Les groupes se sont lancés dans des investissements tous azimuts pour diversifier leurs revenus et conquérir de nouveaux lecteurs. « Cet anniversaire a été l’occasion de réaffirmer nos missions : l’hyper-proximité, l’hyper-utilité, l’hyper-identité, retrace Olivier Biscaye, le directeur de la rédaction de Midi libre, annoncé à La Provence en janvier prochain. La proximité passe par le numérique et nos 60 millions de visiteurs mensuels en moyenne. Nous sommes présents sur Instagram et TikTok pour nous adapter à l’évolution de la consommation. L’utilité, c’est être acteurs du territoire, pas seulement relais d’information, en organisant des événements. Et l’identité, c’est rappeler nos valeurs de démocratie, de tolérance, de pluralisme et notre engagement proeuropéen. »
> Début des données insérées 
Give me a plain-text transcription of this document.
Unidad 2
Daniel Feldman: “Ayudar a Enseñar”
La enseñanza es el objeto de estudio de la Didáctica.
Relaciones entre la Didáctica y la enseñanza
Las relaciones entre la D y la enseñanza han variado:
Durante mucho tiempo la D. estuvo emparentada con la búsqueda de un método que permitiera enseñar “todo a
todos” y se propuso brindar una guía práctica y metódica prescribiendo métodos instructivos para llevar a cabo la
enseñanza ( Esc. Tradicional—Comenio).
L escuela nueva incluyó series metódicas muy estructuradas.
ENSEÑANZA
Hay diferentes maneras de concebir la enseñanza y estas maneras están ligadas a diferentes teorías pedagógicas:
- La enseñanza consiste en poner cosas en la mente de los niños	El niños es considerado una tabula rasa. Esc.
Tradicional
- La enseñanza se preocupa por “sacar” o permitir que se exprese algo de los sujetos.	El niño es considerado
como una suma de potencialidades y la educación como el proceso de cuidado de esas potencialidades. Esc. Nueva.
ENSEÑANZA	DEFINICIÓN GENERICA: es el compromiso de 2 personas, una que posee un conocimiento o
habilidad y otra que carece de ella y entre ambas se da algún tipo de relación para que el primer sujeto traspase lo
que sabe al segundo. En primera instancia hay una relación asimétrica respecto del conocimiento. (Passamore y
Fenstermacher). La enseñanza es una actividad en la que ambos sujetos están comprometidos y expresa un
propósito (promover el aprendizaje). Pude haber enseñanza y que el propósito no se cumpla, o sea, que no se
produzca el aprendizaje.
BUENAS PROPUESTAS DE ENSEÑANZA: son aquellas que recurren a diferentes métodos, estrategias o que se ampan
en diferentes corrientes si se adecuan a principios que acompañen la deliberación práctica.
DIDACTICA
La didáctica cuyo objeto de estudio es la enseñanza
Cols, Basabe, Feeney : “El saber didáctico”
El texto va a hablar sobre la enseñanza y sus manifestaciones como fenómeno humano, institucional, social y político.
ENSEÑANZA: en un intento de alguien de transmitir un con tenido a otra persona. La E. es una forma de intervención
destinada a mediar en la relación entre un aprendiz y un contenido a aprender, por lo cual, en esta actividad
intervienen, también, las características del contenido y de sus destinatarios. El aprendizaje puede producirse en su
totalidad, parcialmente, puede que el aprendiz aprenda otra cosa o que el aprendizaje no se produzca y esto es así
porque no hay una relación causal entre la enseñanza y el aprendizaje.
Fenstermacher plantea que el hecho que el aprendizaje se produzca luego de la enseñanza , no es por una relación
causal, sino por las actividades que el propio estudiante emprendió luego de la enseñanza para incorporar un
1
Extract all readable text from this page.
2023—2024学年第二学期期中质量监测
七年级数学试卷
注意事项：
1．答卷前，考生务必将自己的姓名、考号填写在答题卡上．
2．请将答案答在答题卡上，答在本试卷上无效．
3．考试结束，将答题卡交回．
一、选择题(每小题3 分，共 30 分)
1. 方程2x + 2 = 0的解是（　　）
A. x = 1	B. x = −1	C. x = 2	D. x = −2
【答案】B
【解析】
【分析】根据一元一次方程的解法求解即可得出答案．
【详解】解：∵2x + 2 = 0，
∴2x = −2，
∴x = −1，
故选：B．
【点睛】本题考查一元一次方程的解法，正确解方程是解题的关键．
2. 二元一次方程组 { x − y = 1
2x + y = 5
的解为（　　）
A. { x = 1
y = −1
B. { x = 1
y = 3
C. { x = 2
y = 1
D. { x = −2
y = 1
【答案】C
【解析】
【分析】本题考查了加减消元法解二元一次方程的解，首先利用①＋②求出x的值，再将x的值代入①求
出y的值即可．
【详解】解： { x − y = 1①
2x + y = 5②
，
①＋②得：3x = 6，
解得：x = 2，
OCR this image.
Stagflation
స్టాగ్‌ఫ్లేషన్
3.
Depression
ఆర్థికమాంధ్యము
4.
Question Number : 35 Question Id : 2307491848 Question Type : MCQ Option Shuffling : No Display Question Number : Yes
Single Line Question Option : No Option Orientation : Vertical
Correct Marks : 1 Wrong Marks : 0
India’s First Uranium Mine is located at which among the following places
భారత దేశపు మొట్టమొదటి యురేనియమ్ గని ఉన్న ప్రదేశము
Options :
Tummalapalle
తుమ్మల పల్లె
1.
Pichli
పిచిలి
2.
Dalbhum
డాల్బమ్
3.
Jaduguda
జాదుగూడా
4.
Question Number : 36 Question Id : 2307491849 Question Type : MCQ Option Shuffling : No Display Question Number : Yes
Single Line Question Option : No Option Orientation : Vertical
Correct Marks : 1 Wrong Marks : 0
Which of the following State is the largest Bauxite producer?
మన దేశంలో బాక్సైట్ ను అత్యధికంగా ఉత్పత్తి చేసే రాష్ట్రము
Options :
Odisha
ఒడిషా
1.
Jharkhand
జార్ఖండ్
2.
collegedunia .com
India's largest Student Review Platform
Une diversification en marche
a presse régionale ne se consomme plus seulement sur papier, mais sur portable et en format vidéo. « Dire que les médias régionaux sont en retard sur le numérique est une idée reçue, affirme Bruno Ricard pour 366. Les deux tiers des personnes qui cherchent une information sur des applications ou des sites tombent sur de la PQR. Les groupes Ouest-France, La Dépêche et Sud Ouest sont particulièrement en pointe. » Chez Sud Ouest, le directeur général, qui vient de Webedia, a développé le principe des verticales par communautés d’intérêt : le rugby, le vin… Cela permet de monétiser des contenus, de créer des événements dédiés, de proposer des formules d’abonnement ciblées. « Nous avons multiplié les offres d’abonnement numérique : avec PDF, sans PDF, par thème, par département… La segmentation des offres permet d’augmenter le nombre d’abonnés », témoigne Nicolas Sterckx. Le groupe a acquis la société de production de documentaires Écrans du monde mais est aussi correspondant de presse télévisuelle pour TF1, M6, BFM… Une stratégie différente de celle de Ouest-France qui a obtenu une fréquence TNT avec son projet de chaîne OFTV, dédiée aux territoires. « Nous essayons tous les formats, Facebook, Instagram, Twitch, X… souligne Ronan Leclercq au Télégramme. La courbe d’apprentissage est longue, il faut d’abord développer l’audience avant de la monétiser. »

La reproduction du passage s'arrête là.